Pantauan awak media menunjukkan antrean panjang kendaraan dimulai sekitar pukul 07.00 WIB. Mobil-mobil tersebut secara bergantian melakukan pengisian di pompa solar dengan pola berulang, mengindikasikan adanya dugaan kuat praktik pelangsiran yang merugikan negara serta masyarakat yang berhak atas BBM subsidi.
Seorang narasumber yang enggan disebutkan identitasnya menyampaikan, SPBU ini sempat berhenti beroperasi sebelum akhirnya aktif kembali beberapa bulan terakhir. “Informasinya pengelolaan SPBU sudah berganti. Bahkan ada isu kepemilikan terkait pejabat daerah. Namun sempat tidak beroperasi kemungkinan karena praktik pelangsiran atau alasan lain,” ungkapnya.
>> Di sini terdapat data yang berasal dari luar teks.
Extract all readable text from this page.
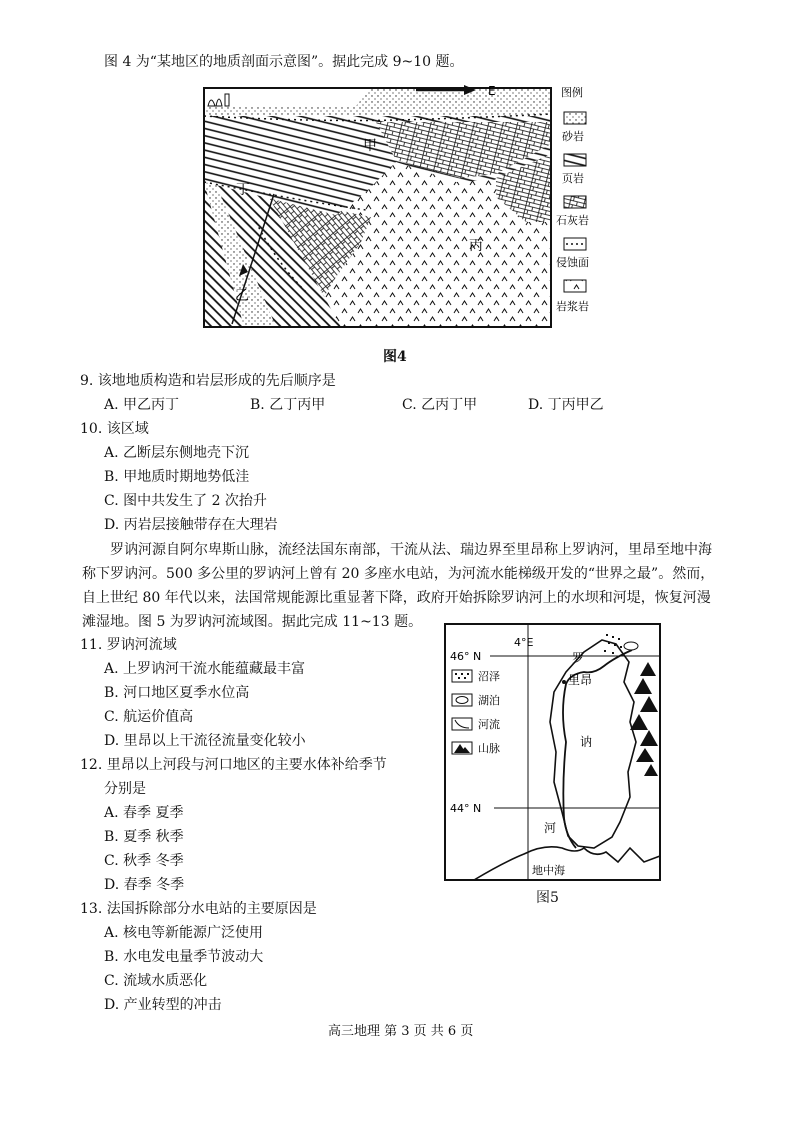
图 4 为“某地区的地质剖面示意图”。据此完成 9~10 题。
E
甲
丙
丁
乙
图例
砂岩
页岩
石灰岩
侵蚀面
岩浆岩
图4
9. 该地地质构造和岩层形成的先后顺序是
A. 甲乙丙丁	B. 乙丁丙甲	C. 乙丙丁甲	D. 丁丙甲乙
10. 该区域
A. 乙断层东侧地壳下沉
B. 甲地质时期地势低洼
C. 图中共发生了 2 次抬升
D. 丙岩层接触带存在大理岩
罗讷河源自阿尔卑斯山脉，流经法国东南部，干流从法、瑞边界至里昂称上罗讷河，里昂至地中海称下罗讷河。500 多公里的罗讷河上曾有 20 多座水电站，为河流水能梯级开发的“世界之最”。然而，自上世纪 80 年代以来，法国常规能源比重显著下降，政府开始拆除罗讷河上的水坝和河堤，恢复河漫滩湿地。图 5 为罗讷河流域图。据此完成 11~13 题。
4°E
46° N
44° N
罗
里昂
讷
河
地中海
沼泽
湖泊
河流
山脉
图5
11. 罗讷河流域
A. 上罗讷河干流水能蕴藏最丰富
B. 河口地区夏季水位高
C. 航运价值高
D. 里昂以上干流径流量变化较小
12. 里昂以上河段与河口地区的主要水体补给季节
分别是
A. 春季 夏季
B. 夏季 秋季
C. 秋季 冬季
D. 春季 冬季
13. 法国拆除部分水电站的主要原因是
A. 核电等新能源广泛使用
B. 水电发电量季节波动大
C. 流域水质恶化
D. 产业转型的冲击
高三地理 第 3 页 共 6 页
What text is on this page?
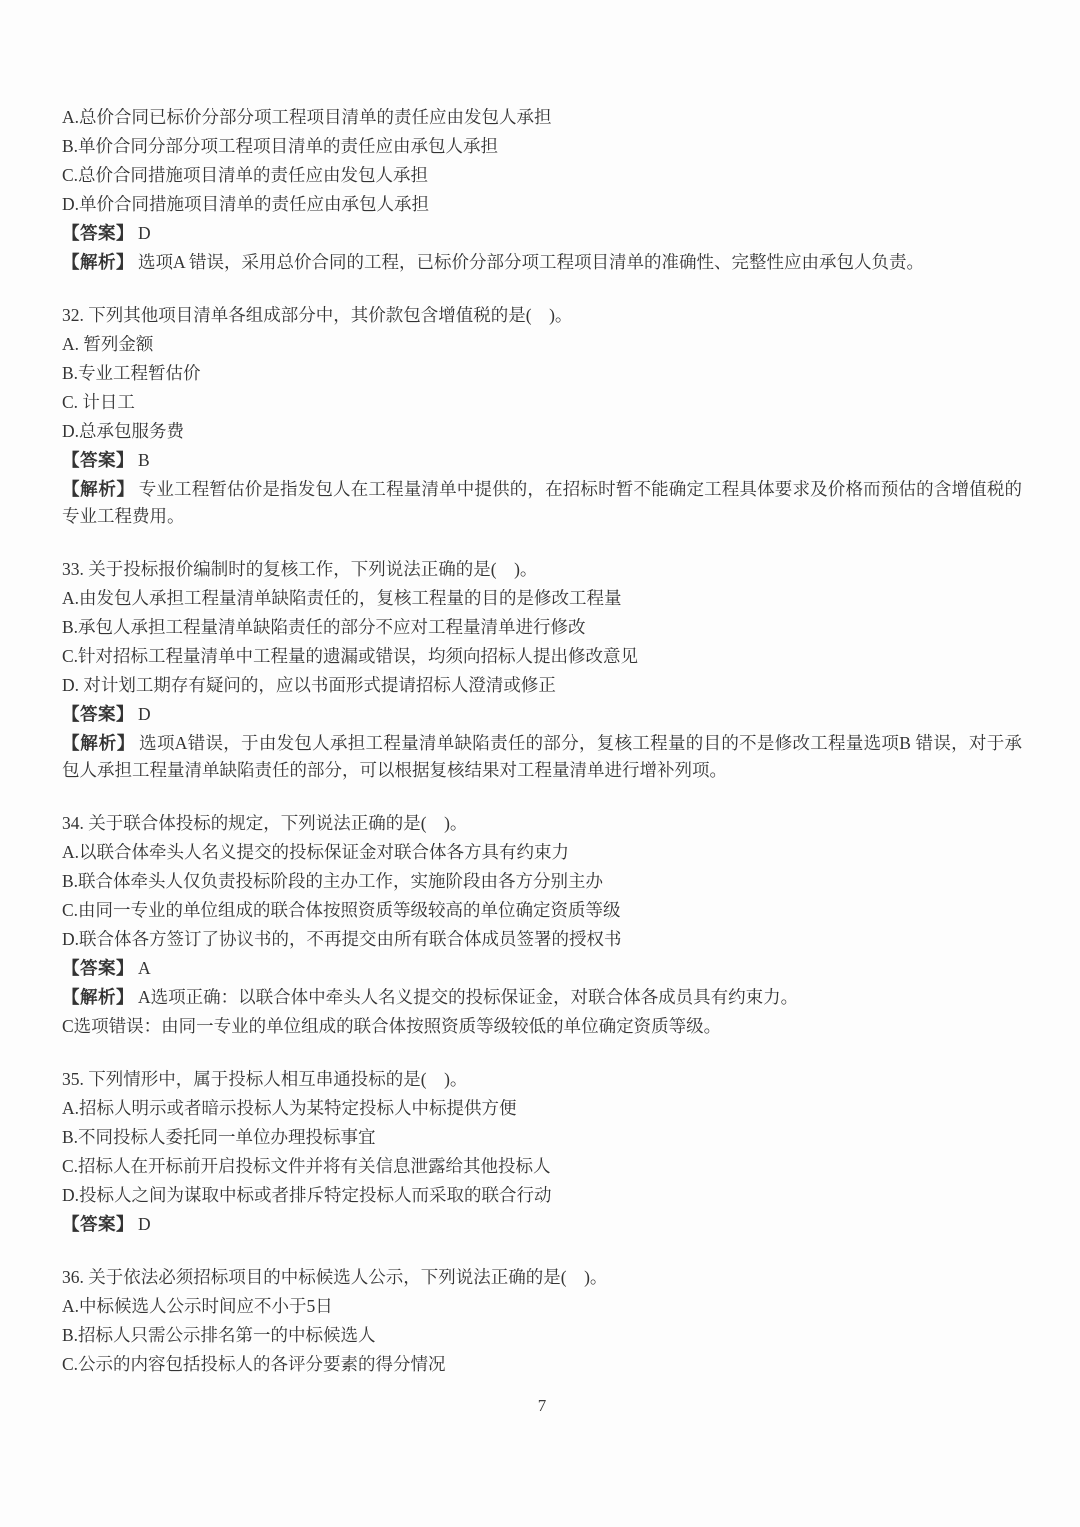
A.总价合同已标价分部分项工程项目清单的责任应由发包人承担

B.单价合同分部分项工程项目清单的责任应由承包人承担

C.总价合同措施项目清单的责任应由发包人承担

D.单价合同措施项目清单的责任应由承包人承担

【答案】 D

【解析】 选项A 错误，采用总价合同的工程，已标价分部分项工程项目清单的准确性、完整性应由承包人负责。

32. 下列其他项目清单各组成部分中，其价款包含增值税的是(　)。

A. 暂列金额

B.专业工程暂估价

C. 计日工

D.总承包服务费

【答案】 B

【解析】 专业工程暂估价是指发包人在工程量清单中提供的，在招标时暂不能确定工程具体要求及价格而预估的含增值税的专业工程费用。

33. 关于投标报价编制时的复核工作，下列说法正确的是(　)。

A.由发包人承担工程量清单缺陷责任的，复核工程量的目的是修改工程量

B.承包人承担工程量清单缺陷责任的部分不应对工程量清单进行修改

C.针对招标工程量清单中工程量的遗漏或错误，均须向招标人提出修改意见

D. 对计划工期存有疑问的，应以书面形式提请招标人澄清或修正

【答案】 D

【解析】 选项A错误，于由发包人承担工程量清单缺陷责任的部分，复核工程量的目的不是修改工程量选项B 错误，对于承包人承担工程量清单缺陷责任的部分，可以根据复核结果对工程量清单进行增补列项。

34. 关于联合体投标的规定，下列说法正确的是(　)。

A.以联合体牵头人名义提交的投标保证金对联合体各方具有约束力

B.联合体牵头人仅负责投标阶段的主办工作，实施阶段由各方分别主办

C.由同一专业的单位组成的联合体按照资质等级较高的单位确定资质等级

D.联合体各方签订了协议书的，不再提交由所有联合体成员签署的授权书

【答案】 A

【解析】 A选项正确：以联合体中牵头人名义提交的投标保证金，对联合体各成员具有约束力。

C选项错误：由同一专业的单位组成的联合体按照资质等级较低的单位确定资质等级。

35. 下列情形中，属于投标人相互串通投标的是(　)。

A.招标人明示或者暗示投标人为某特定投标人中标提供方便

B.不同投标人委托同一单位办理投标事宜

C.招标人在开标前开启投标文件并将有关信息泄露给其他投标人

D.投标人之间为谋取中标或者排斥特定投标人而采取的联合行动

【答案】 D

36. 关于依法必须招标项目的中标候选人公示，下列说法正确的是(　)。

A.中标候选人公示时间应不小于5日

B.招标人只需公示排名第一的中标候选人

C.公示的内容包括投标人的各评分要素的得分情况

7
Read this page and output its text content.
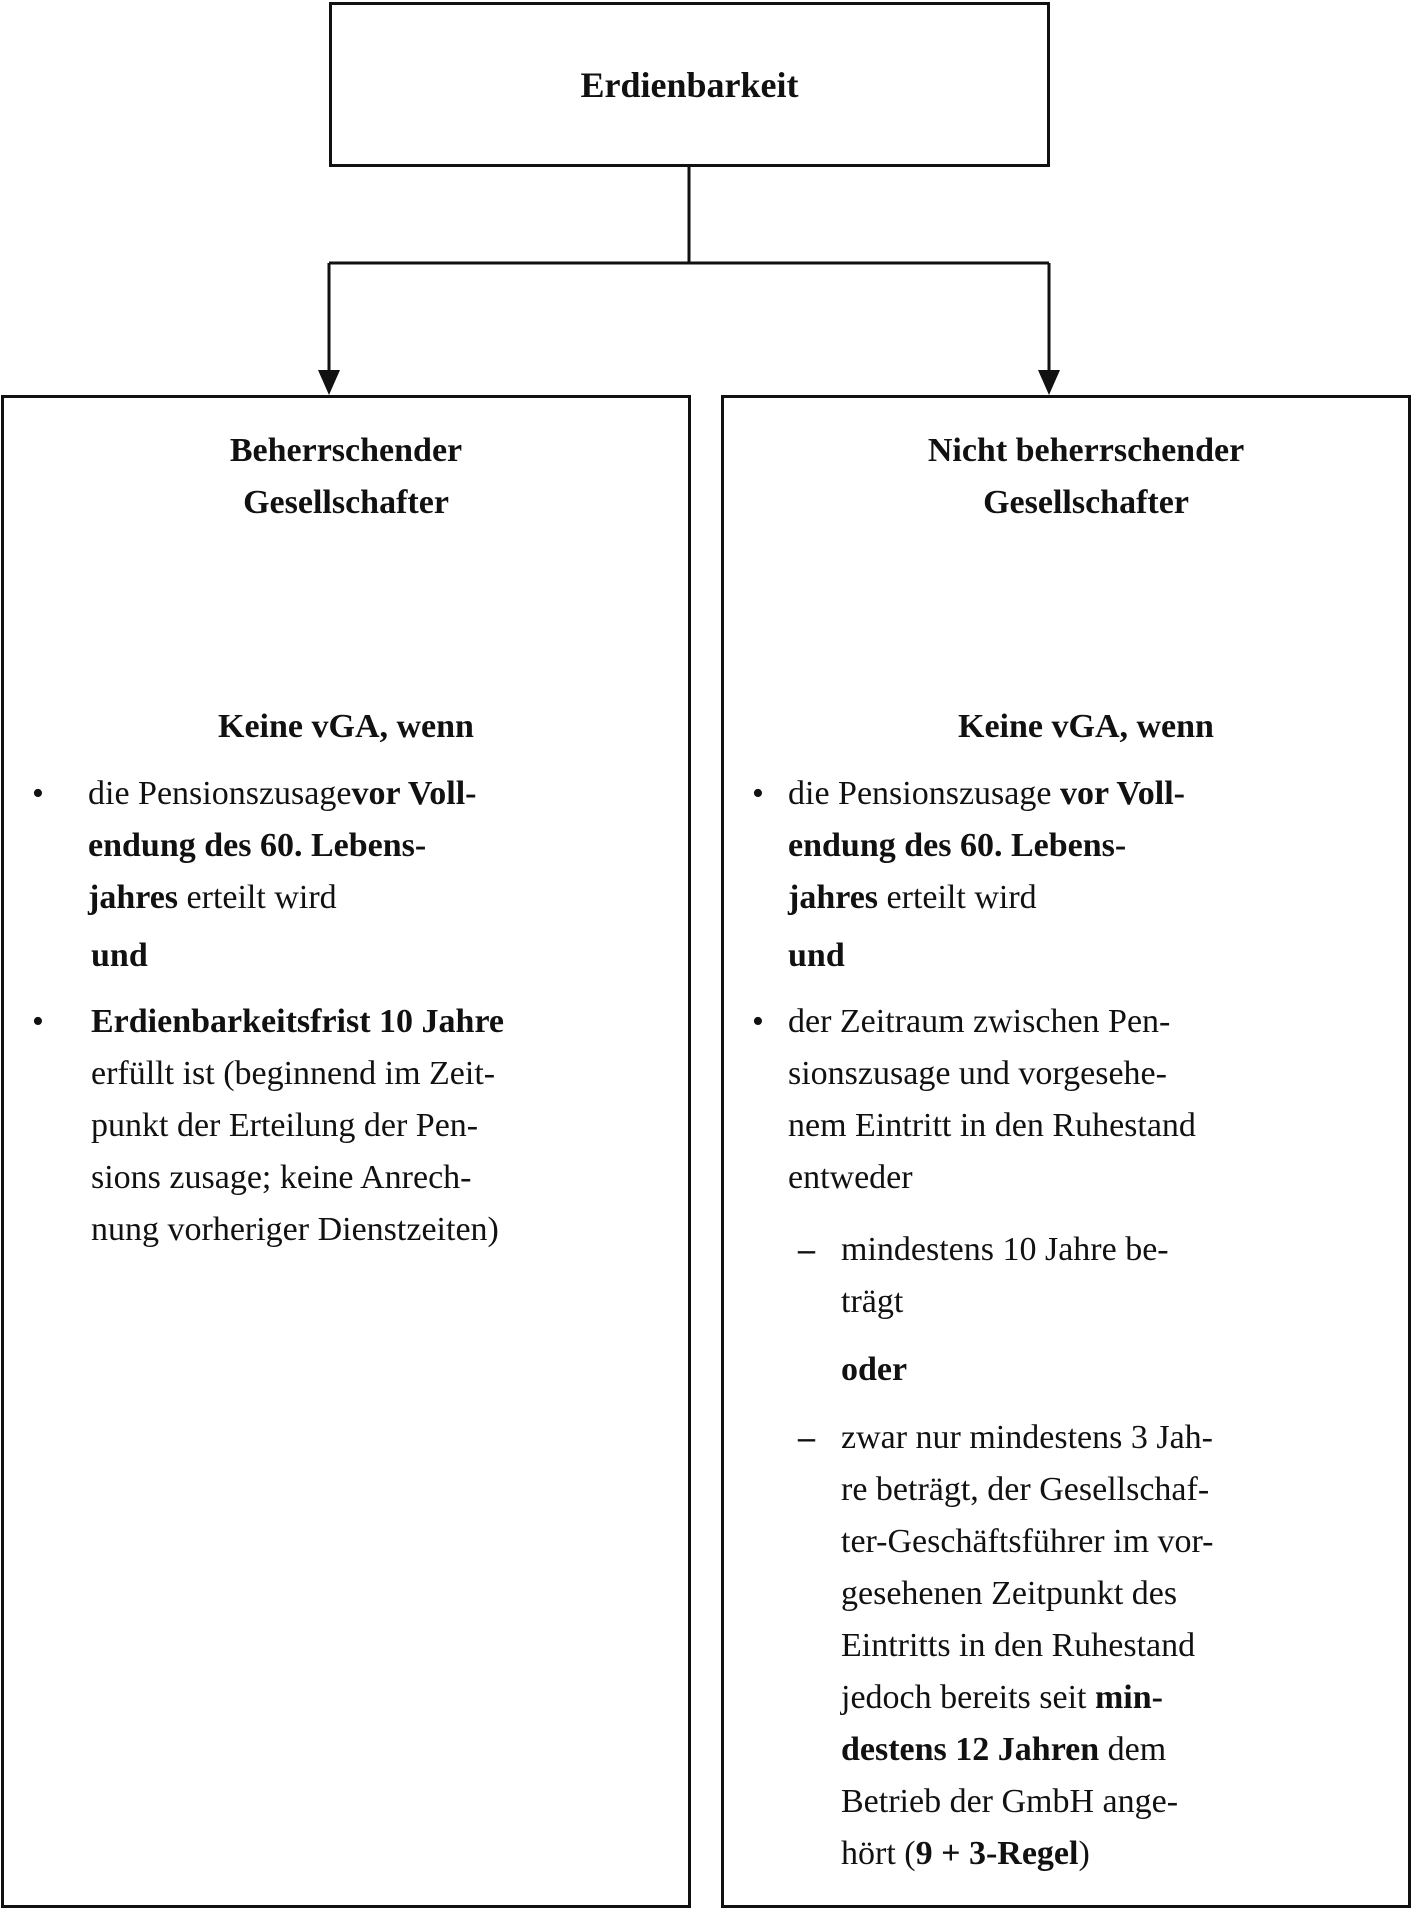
Erdienbarkeit
Beherrschender
Gesellschafter
Keine vGA, wenn
• die Pensionszusagevor Voll-
endung des 60. Lebens-
jahres erteilt wird
und
• Erdienbarkeitsfrist 10 Jahre
erfüllt ist (beginnend im Zeit-
punkt der Erteilung der Pen-
sions zusage; keine Anrech-
nung vorheriger Dienstzeiten)
Nicht beherrschender
Gesellschafter
Keine vGA, wenn
• die Pensionszusage vor Voll-
endung des 60. Lebens-
jahres erteilt wird
und
• der Zeitraum zwischen Pen-
sionszusage und vorgesehe-
nem Eintritt in den Ruhestand
entweder
– mindestens 10 Jahre be-
trägt
oder
– zwar nur mindestens 3 Jah-
re beträgt, der Gesellschaf-
ter-Geschäftsführer im vor-
gesehenen Zeitpunkt des
Eintritts in den Ruhestand
jedoch bereits seit min-
destens 12 Jahren dem
Betrieb der GmbH ange-
hört (9 + 3-Regel)
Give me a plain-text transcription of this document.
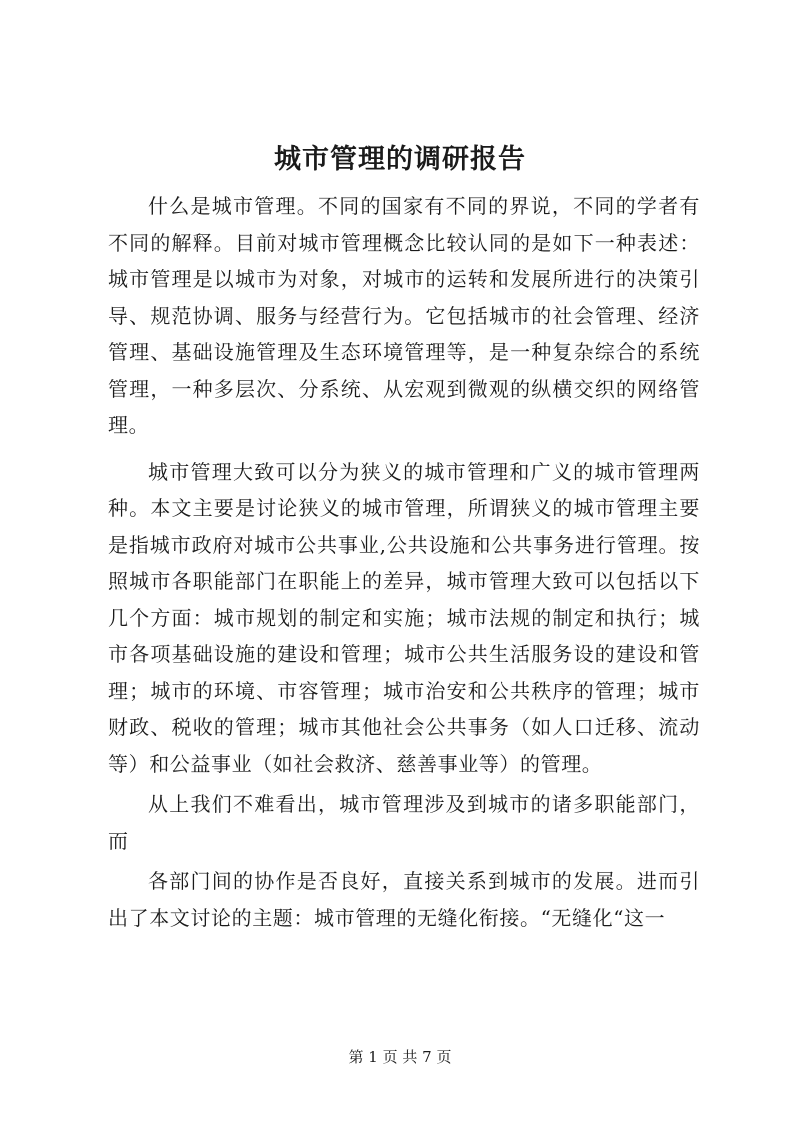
城市管理的调研报告

什么是城市管理。不同的国家有不同的界说，不同的学者有不同的解释。目前对城市管理概念比较认同的是如下一种表述：城市管理是以城市为对象，对城市的运转和发展所进行的决策引导、规范协调、服务与经营行为。它包括城市的社会管理、经济管理、基础设施管理及生态环境管理等，是一种复杂综合的系统管理，一种多层次、分系统、从宏观到微观的纵横交织的网络管理。

城市管理大致可以分为狭义的城市管理和广义的城市管理两种。本文主要是讨论狭义的城市管理，所谓狭义的城市管理主要是指城市政府对城市公共事业,公共设施和公共事务进行管理。按照城市各职能部门在职能上的差异，城市管理大致可以包括以下几个方面：城市规划的制定和实施；城市法规的制定和执行；城市各项基础设施的建设和管理；城市公共生活服务设的建设和管理；城市的环境、市容管理；城市治安和公共秩序的管理；城市财政、税收的管理；城市其他社会公共事务（如人口迁移、流动等）和公益事业（如社会救济、慈善事业等）的管理。

从上我们不难看出，城市管理涉及到城市的诸多职能部门，而

各部门间的协作是否良好，直接关系到城市的发展。进而引出了本文讨论的主题：城市管理的无缝化衔接。“无缝化“这一

第 1 页 共 7 页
Upaya konfirmasi yang dilakukan media kepada pihak pengelola SPBU 14.287.665 belum mendapat jawaban hingga berita ini diturunkan.
Perlu diketahui, penyaluran BBM bersubsidi diatur secara ketat oleh pemerintah. Berdasarkan Peraturan Presiden (Perpres) Nomor 191 Tahun 2014 serta Peraturan BPH Migas, BBM bersubsidi diperuntukkan bagi sektor dan konsumen tertentu.
Sementara itu, Pasal 55 UU No. 22 Tahun 2001 tentang Minyak dan Gas Bumi sebagaimana diubah dalam UU No. 11 Tahun 2020 tentang Cipta Kerja dengan tegas menyebutkan:
Setiap orang yang menyalahgunakan pengangkutan dan/atau niaga BBM bersubsidi dapat dipidana penjara paling lama 6 tahun dan denda maksimal Rp60 miliar.
Dengan demikian, dugaan keterlibatan SPBU dalam melayani pelangsiran solar bersubsidi bukan hanya pelanggaran etika usaha, tetapi juga merupakan tindak pidana yang harus diusut tuntas oleh aparat penegak hukum.
Masyarakat meminta BPH Migas, Pertamina, dan Aparat Penegak Hukum (APH) untuk segera turun tangan mengawasi, memeriksa, dan menindak tegas oknum SPBU maupun pelaku pelangsiran yang terbukti menyalahgunakan BBM subsidi.
Fenomena ini bukan sekadar persoalan antrean panjang di SPBU, melainkan bentuk kerugian negara dan pengkhianatan terhadap hak rakyat kecil yang seharusnya mendapat prioritas menikmati BBM bersubsidi.